Other churches in the neighbourhood of Saul claimed to have been planted by Patrick, one at Brechtan, the place of Dichu’s brother, another at Rathcolpa, which is still Raholp. Brechtan was the church of his disciple, Bishop Loarn; and Tassach, his artificer, who made altars and other things which were needed for his religious rites and the furnishing forth of his oratories, was installed at Rathcolpa. These three places, associated intimately with the first growth of Christianity in the Ulidian kingdom, Saul, Brechtan, and Rathcolpa, are ranged, within a short distance, on the eastern side of the Dún, which, a place of some note in Ireland’s secular history, was destined to win importance as a religious centre. But no church was founded there by St. Patrick, though his name was afterwards to become permanently attached to it. The most interesting remains of past ages at Downpatrick are not ecclesiastical, but the “down” or dún itself, a great mound encircled by three broad ramparts on the banks of the Quoile, one of the most impressive of ancient Irish earthworks.

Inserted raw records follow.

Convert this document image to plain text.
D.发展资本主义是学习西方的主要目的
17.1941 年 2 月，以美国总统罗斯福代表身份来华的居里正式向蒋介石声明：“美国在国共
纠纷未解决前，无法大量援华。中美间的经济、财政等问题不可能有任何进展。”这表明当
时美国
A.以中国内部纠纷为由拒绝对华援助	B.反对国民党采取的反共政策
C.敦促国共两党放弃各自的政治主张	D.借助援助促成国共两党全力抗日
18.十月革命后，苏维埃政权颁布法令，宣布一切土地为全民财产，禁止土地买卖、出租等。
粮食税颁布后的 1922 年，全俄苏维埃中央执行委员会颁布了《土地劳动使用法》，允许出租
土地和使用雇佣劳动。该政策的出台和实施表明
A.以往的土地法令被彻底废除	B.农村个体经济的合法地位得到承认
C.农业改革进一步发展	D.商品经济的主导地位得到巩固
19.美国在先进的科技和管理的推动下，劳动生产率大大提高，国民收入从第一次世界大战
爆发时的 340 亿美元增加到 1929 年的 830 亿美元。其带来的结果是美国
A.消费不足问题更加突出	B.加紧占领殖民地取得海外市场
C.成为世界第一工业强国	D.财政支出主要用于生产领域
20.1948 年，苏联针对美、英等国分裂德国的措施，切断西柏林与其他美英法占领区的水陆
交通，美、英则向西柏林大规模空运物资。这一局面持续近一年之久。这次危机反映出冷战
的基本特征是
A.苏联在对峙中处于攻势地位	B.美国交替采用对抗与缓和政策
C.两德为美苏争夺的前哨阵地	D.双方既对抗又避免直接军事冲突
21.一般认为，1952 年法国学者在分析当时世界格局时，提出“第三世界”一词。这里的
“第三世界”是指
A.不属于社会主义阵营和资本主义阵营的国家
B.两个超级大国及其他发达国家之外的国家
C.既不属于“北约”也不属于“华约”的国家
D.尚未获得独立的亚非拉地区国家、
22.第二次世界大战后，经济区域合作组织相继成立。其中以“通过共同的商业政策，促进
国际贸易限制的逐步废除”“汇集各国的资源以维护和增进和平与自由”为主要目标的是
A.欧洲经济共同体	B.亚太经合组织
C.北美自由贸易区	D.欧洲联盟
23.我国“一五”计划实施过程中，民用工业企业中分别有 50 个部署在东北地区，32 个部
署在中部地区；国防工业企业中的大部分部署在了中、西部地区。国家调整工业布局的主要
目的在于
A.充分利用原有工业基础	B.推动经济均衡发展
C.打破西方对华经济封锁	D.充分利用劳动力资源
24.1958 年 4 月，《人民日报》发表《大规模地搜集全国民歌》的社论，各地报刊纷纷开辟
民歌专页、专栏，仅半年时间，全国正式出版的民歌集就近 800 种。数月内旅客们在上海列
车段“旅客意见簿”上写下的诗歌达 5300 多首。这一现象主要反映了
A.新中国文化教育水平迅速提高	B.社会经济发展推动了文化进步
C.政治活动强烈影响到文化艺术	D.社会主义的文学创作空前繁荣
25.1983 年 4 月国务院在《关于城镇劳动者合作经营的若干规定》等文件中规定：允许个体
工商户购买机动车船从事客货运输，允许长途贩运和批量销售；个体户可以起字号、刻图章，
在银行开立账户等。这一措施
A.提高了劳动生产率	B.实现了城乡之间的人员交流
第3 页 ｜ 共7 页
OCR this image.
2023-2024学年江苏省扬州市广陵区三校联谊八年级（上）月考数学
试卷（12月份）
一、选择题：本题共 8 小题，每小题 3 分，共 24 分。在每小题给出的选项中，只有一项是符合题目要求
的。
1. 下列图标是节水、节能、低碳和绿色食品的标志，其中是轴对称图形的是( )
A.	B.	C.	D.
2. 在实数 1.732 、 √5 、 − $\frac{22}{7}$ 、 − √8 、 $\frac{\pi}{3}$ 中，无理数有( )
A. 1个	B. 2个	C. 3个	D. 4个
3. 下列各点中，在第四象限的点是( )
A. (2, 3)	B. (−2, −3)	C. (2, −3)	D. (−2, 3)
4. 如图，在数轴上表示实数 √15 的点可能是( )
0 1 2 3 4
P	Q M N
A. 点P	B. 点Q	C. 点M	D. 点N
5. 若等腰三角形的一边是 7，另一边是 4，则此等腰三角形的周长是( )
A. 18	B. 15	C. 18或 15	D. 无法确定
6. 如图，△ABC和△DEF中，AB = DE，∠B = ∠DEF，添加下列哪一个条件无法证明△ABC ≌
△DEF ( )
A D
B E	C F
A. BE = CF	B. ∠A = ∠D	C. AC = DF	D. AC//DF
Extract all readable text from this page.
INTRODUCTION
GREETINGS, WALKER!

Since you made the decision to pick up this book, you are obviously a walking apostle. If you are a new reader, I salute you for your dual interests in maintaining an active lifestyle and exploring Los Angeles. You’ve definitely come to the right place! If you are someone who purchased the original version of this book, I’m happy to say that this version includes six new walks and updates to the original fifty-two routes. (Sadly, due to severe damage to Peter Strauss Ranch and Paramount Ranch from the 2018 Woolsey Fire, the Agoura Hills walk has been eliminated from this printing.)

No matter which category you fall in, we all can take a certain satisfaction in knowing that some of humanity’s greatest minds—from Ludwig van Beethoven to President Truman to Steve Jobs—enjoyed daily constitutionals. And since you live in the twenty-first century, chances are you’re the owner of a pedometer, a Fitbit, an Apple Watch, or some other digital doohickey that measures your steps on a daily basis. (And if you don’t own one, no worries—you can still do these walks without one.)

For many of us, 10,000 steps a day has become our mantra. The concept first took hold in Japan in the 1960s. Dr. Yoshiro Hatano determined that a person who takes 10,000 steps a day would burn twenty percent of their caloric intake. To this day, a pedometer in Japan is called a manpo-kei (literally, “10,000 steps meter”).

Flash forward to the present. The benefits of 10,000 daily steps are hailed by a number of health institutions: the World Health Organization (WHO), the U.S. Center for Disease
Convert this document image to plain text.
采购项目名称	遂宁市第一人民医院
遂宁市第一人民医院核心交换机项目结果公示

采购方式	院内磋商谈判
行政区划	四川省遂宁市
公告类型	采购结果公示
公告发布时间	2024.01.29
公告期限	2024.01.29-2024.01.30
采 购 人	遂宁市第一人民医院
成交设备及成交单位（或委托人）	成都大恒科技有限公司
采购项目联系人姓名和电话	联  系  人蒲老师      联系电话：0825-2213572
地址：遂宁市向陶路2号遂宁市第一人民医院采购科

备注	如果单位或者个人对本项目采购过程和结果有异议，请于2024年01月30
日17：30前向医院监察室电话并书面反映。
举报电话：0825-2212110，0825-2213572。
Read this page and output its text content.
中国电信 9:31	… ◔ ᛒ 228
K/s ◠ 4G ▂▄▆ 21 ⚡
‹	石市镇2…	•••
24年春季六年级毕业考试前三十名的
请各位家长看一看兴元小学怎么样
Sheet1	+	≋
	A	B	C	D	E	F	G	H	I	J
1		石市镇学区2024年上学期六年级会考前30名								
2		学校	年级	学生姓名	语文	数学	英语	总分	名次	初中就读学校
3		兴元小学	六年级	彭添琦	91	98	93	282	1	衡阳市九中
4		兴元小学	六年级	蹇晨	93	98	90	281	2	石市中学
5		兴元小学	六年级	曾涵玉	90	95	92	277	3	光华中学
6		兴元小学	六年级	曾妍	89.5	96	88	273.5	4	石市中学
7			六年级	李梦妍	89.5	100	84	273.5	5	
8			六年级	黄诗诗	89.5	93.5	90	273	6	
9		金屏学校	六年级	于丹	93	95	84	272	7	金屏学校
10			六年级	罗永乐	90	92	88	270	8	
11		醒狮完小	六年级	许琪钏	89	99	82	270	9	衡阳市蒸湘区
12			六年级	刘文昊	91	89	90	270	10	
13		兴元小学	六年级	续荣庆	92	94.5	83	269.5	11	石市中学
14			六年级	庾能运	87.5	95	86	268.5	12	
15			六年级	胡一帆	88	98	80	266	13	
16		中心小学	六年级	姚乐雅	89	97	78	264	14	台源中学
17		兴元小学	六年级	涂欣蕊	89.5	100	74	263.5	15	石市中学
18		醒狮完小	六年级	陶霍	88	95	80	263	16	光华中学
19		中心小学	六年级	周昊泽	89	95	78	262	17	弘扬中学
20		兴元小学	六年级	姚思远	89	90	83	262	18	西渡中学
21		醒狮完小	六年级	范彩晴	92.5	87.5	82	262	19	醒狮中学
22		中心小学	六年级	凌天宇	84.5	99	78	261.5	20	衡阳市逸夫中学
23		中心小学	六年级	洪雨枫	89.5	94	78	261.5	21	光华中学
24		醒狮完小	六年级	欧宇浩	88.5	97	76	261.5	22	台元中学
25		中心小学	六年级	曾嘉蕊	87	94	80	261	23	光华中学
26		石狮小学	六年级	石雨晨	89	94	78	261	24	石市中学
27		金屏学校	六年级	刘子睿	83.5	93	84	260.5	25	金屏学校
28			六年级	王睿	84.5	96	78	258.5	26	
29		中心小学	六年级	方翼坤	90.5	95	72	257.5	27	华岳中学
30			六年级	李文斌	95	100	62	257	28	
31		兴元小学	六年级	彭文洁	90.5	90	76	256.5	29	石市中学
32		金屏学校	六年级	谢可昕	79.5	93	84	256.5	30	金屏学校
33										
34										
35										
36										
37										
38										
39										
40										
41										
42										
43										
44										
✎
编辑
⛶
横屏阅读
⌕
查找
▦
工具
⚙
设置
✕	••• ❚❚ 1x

The most irreproachable contemporary evidence could hardly testify more clearly to the deep impression that St. Patrick made upon the dwellers of the Island-plain than the fact that their mythopoeic instinct was stirred, at a very early stage, to explain one of the natural features of their country by the miraculous powers of their teacher. According to one story an uncivil and grasping neighbour seized two oxen of St. Patrick, which were at pasture. The saint cursed him: “Mudebrod! thou hast done ill. Thy land shall never profit thee.” And on the same day the sea rushed in and covered it, and the fruitful soil was changed into a salt marsh. The motive of such tales is to account for the origin of the salt marshes which mark the northern border of the island-plain on the shores of Lake Strangford,[82] and they show that the figure of St. Patrick had inspired popular imagination in those regions at an early period.